Andras permanecia sentado num galho de árvore alto, observando enquanto os poucos drones rodavam a região em suas formações circulares coordenadas, andando a esmo em busca de algum alvo que se qualificasse com o cheiro daquilo que deveriam matar.

“Astaroth... Fará um movimento ousado.” – ele diz, enrolando as mechas soltas de cabelo pálido entre o indicador e o polegar, a cabeça abaixada e o cabelo em desalinho soltando-se da trança onde ele mantinha suas mechas aprisionadas.

“Não espero nada diferente disso de Astaroth.” – ele retruca, descendo do galho e aterrissando no chão com um baque seco.

Alloces levanta, batendo a neve que havia se acumulado em seus ombros e cabeça, caminhando na neve na direção de Andras.

“Vi que você e Dantalion tiveram problemas depois da nossa última conversa.”

“Não fale como se já não soubesse disso mesmo enquanto conversávamos, sabia que Dantalion ficaria incomodado.”

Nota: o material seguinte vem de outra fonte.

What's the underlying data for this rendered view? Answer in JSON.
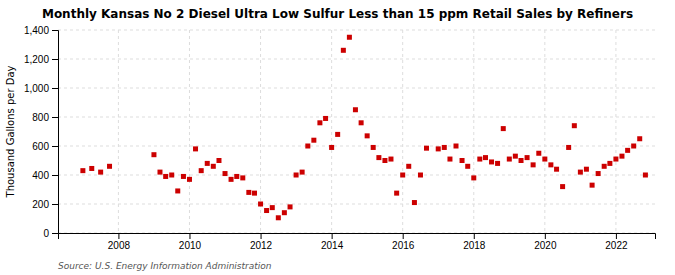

“Estava tentando me privar da sua companhia, mas acho que fracassei nessa tarefa.” – ele sorri, tirando uma das mechas de cabelo de Andras da frente dos olhos, sabendo que o desalinho das mechas sempre havia sido algo esteticamente agradável para qualquer um que parasse para observar.

“Está fazendo de novo.” – Andras responde, inabalado.

“O que?” – ele pergunta com um sorriso amável, talvez amável demais.

“Para alguém que vê o futuro você faz perguntas bastante óbvias, Alloces.” – ele diz, inclinando a cabeça para o lado.

“Oh, mas que surpresa agradável.” – Alloces diz, voltando-se na direção das ávores, enquanto Dantalion caminhava lentamente em meio a neve, os olhos emanando aquela fumaça avermelhada densa, quase sólida, olhando na direção de Alloces como se pudesse corta-lo com os olhos.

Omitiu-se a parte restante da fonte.